President Moon Jae-in’s approval rating in South Korea has jumped into the 60 percent range since the recent inter-Korean Summit in Pyongyang with the North’s leader, Kim Jong-un.
According to a local poll conducted by Realmeter on Monday, Moon’s approval rating was 61.9 percent, up 8.8 percentage points from a week earlier. The weekly surveys involved 2,507 adults and were carried out throughout the nation from Sept. 17 through Friday.
Only 32.3 percent of respondents answered that Moon was not managing state affairs well -- down 9.4 percent from the previous week.
The local pollster explained that the positive evaluation of the Pyongyang Summit, which took place Tuesday through Thursday, had increased Moon’s approval rating.
Support for Moon had been on a downhill slide since the second week of August, recording 53.1 percent in the second week of September, the lowest level since his inauguration in May 2017. But on Friday, the day after the inter-Korean summit ended, his daily approval rating surged to 65.7 percent.

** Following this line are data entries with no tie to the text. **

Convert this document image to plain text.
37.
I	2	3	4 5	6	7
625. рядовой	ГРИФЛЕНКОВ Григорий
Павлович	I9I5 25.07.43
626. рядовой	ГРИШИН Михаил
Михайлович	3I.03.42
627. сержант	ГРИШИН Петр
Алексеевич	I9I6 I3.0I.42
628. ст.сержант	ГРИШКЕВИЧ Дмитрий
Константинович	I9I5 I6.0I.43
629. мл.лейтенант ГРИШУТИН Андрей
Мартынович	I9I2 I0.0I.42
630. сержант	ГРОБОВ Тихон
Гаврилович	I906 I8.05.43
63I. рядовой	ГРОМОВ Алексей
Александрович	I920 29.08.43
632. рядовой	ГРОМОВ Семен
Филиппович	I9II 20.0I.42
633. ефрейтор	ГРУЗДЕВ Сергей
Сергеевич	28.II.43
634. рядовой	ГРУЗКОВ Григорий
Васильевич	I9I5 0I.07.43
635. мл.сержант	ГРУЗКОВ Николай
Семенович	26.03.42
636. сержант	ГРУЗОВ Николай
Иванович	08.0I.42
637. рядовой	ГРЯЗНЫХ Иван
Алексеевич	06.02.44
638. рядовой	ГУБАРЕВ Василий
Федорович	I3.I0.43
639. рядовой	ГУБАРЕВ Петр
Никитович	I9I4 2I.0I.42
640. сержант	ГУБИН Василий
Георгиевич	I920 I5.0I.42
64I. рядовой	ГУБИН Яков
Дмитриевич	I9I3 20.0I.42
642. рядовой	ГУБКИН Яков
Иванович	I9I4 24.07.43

On Tuesday, the first day of the summit, his daily approval rating had recorded only 57.7 percent, but had already risen to 61.4 percent on Wednesday, when the leaders of the two Koreas announced the joint Pyongyang Declaration.

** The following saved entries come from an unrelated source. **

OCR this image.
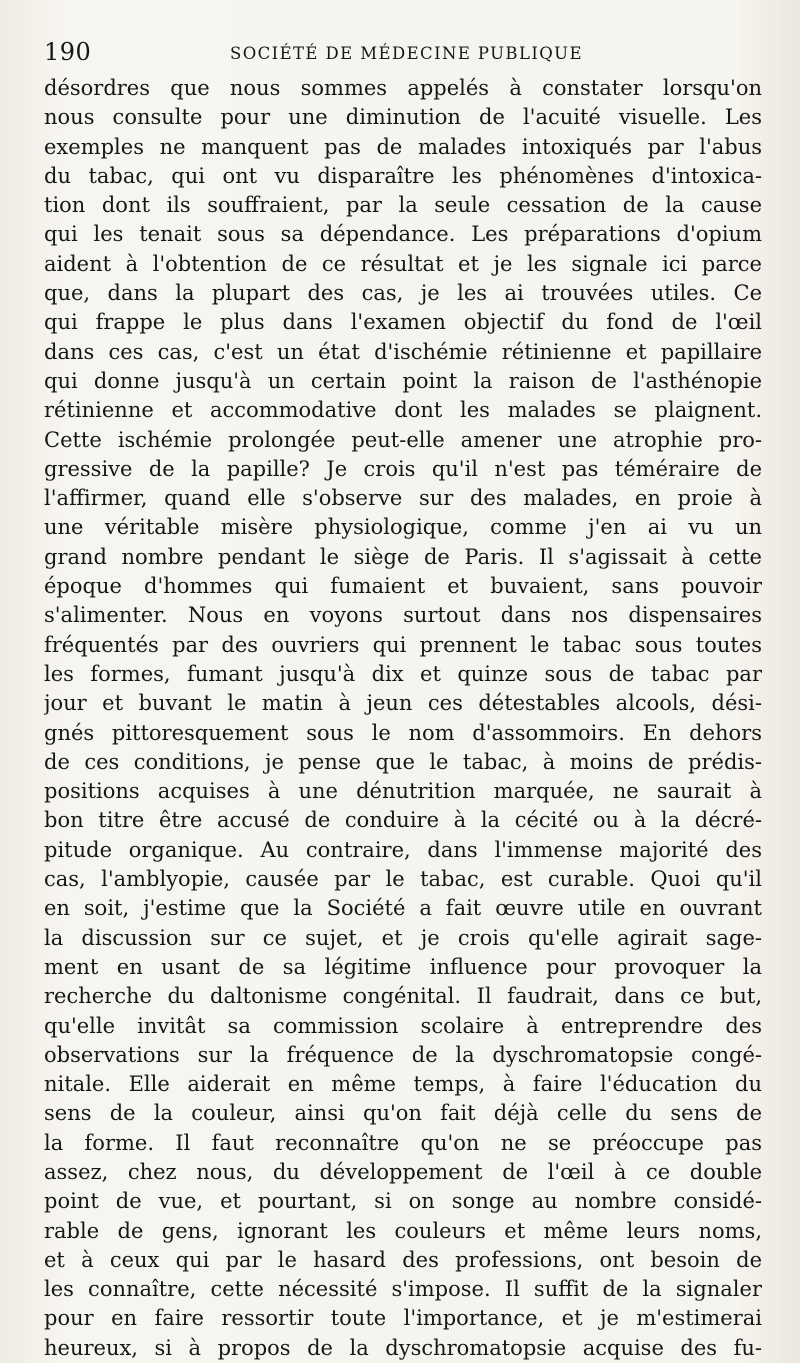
190	SOCIÉTÉ DE MÉDECINE PUBLIQUE
désordres que nous sommes appelés à constater lorsqu'on
nous consulte pour une diminution de l'acuité visuelle. Les
exemples ne manquent pas de malades intoxiqués par l'abus
du tabac, qui ont vu disparaître les phénomènes d'intoxica-
tion dont ils souffraient, par la seule cessation de la cause
qui les tenait sous sa dépendance. Les préparations d'opium
aident à l'obtention de ce résultat et je les signale ici parce
que, dans la plupart des cas, je les ai trouvées utiles. Ce
qui frappe le plus dans l'examen objectif du fond de l'œil
dans ces cas, c'est un état d'ischémie rétinienne et papillaire
qui donne jusqu'à un certain point la raison de l'asthénopie
rétinienne et accommodative dont les malades se plaignent.
Cette ischémie prolongée peut-elle amener une atrophie pro-
gressive de la papille? Je crois qu'il n'est pas téméraire de
l'affirmer, quand elle s'observe sur des malades, en proie à
une véritable misère physiologique, comme j'en ai vu un
grand nombre pendant le siège de Paris. Il s'agissait à cette
époque d'hommes qui fumaient et buvaient, sans pouvoir
s'alimenter. Nous en voyons surtout dans nos dispensaires
fréquentés par des ouvriers qui prennent le tabac sous toutes
les formes, fumant jusqu'à dix et quinze sous de tabac par
jour et buvant le matin à jeun ces détestables alcools, dési-
gnés pittoresquement sous le nom d'assommoirs. En dehors
de ces conditions, je pense que le tabac, à moins de prédis-
positions acquises à une dénutrition marquée, ne saurait à
bon titre être accusé de conduire à la cécité ou à la décré-
pitude organique. Au contraire, dans l'immense majorité des
cas, l'amblyopie, causée par le tabac, est curable. Quoi qu'il
en soit, j'estime que la Société a fait œuvre utile en ouvrant
la discussion sur ce sujet, et je crois qu'elle agirait sage-
ment en usant de sa légitime influence pour provoquer la
recherche du daltonisme congénital. Il faudrait, dans ce but,
qu'elle invitât sa commission scolaire à entreprendre des
observations sur la fréquence de la dyschromatopsie congé-
nitale. Elle aiderait en même temps, à faire l'éducation du
sens de la couleur, ainsi qu'on fait déjà celle du sens de
la forme. Il faut reconnaître qu'on ne se préoccupe pas
assez, chez nous, du développement de l'œil à ce double
point de vue, et pourtant, si on songe au nombre considé-
rable de gens, ignorant les couleurs et même leurs noms,
et à ceux qui par le hasard des professions, ont besoin de
les connaître, cette nécessité s'impose. Il suffit de la signaler
pour en faire ressortir toute l'importance, et je m'estimerai
heureux, si à propos de la dyschromatopsie acquise des fu-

The third inter-Korean summit has also influenced support for the country’s political parties. In the same survey, the ruling Democratic Party of Korea saw its approval rating go up 4.3 percentage points to 44.8 percent. Meanwhile, that of the main opposition Liberty Korea Party stood at 18.6 percent, 2.3 percentage points down from the previous week.
The progressive minor opposition Justice Party followed with 8.3 percent, while the center-right opposition Bareunmirae Party posted 5.7 percent and the Party for Democracy and Peace 3.1 percent.